1001 Albums You Must Hear Before You Die: 418. X-Ray Spex – Germfree Adolescents (1978)

 

Although I’ve long heard of X-Ray Spex, and Poly Styrene, I wasn’t sure if I’d ever heard any of their songs; however, I have heard the title track of this album, a glorious semi-robotic chant about a sterile society where “You may get to touch her, if your gloves are sterilized. Rinse your mouth with Listerine, blow disinfectant in her eyes, and probably the most New Wave track on here.

Styrene (real name Marianne Elliott-Said), mixed Scottish-Somali wild child has a voice that’s equal parts Little Eva and Janis Joplin – girlish and fierce at the same time, and along with Rudi Thomson’s sax really defines the X-Ray Spex sound, by parts hard punk (Identity or I Live Off You), sometimes veering into Sixties girl-pop (I Can’t Do Anything).

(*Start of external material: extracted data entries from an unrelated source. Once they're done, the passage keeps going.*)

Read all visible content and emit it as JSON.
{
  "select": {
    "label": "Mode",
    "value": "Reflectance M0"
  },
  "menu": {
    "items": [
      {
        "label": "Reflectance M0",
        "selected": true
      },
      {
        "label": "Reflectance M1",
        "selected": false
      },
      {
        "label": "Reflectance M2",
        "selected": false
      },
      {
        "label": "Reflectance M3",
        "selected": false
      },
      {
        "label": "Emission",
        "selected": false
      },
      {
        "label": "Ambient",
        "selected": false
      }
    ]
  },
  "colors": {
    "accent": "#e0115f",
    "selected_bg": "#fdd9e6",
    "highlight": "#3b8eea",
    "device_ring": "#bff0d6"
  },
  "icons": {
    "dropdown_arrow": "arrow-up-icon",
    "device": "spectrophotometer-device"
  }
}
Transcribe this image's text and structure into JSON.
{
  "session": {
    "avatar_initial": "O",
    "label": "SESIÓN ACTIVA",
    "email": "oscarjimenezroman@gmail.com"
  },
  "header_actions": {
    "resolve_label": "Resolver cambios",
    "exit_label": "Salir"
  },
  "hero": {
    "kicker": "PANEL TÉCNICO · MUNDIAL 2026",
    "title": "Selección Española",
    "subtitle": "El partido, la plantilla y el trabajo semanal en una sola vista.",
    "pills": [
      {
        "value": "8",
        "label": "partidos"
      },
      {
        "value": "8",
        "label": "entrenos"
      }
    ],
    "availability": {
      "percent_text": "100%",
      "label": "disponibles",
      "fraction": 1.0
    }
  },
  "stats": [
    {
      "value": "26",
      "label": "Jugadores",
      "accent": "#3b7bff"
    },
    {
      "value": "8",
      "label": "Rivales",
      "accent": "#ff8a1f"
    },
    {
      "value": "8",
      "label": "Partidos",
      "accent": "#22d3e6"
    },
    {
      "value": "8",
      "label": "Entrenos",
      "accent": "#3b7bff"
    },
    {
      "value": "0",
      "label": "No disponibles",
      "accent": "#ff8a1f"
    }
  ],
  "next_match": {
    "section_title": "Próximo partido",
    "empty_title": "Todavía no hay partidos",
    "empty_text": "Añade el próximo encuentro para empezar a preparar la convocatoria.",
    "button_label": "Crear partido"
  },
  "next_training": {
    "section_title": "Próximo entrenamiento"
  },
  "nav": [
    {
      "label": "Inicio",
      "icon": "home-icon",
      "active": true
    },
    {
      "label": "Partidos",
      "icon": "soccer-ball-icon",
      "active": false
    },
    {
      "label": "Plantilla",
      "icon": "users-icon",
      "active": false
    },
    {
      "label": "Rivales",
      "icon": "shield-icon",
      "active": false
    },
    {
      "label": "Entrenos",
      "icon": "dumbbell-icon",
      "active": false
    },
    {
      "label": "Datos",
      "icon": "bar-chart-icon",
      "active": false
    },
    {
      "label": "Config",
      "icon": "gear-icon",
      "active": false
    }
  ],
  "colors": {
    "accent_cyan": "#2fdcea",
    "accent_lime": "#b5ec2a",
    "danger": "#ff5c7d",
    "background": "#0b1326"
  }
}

Styrene’s lyrics take aim at mindless consumerism (with frequent references to trademarks like Gibbs SR toothpaste or Weetabix), especially the disposability of both consumer goods and culture in Plastic Bag. People are commodities or drones, such as in Arti-I-Ficial and Genetic Engineering, lured into a vacuous celebrity culture where “My facade is just a fake, shock, horror no escape. Sensationalism for the feed, caricatures are what you breed
How things have changed.

While Patti Smith may have paved the way for women to be more chaotic in music, X-Ray Spex, and Poly Styrene in particular, really seem to have set the example followed by the likes of Bikini Kill and Back To The Planet, perhaps arguably The Go-Gos and The Pipettes. As post-punk tunes, they’re nothing particularly out of the ordinary, it’s the lead singer that really makes them different.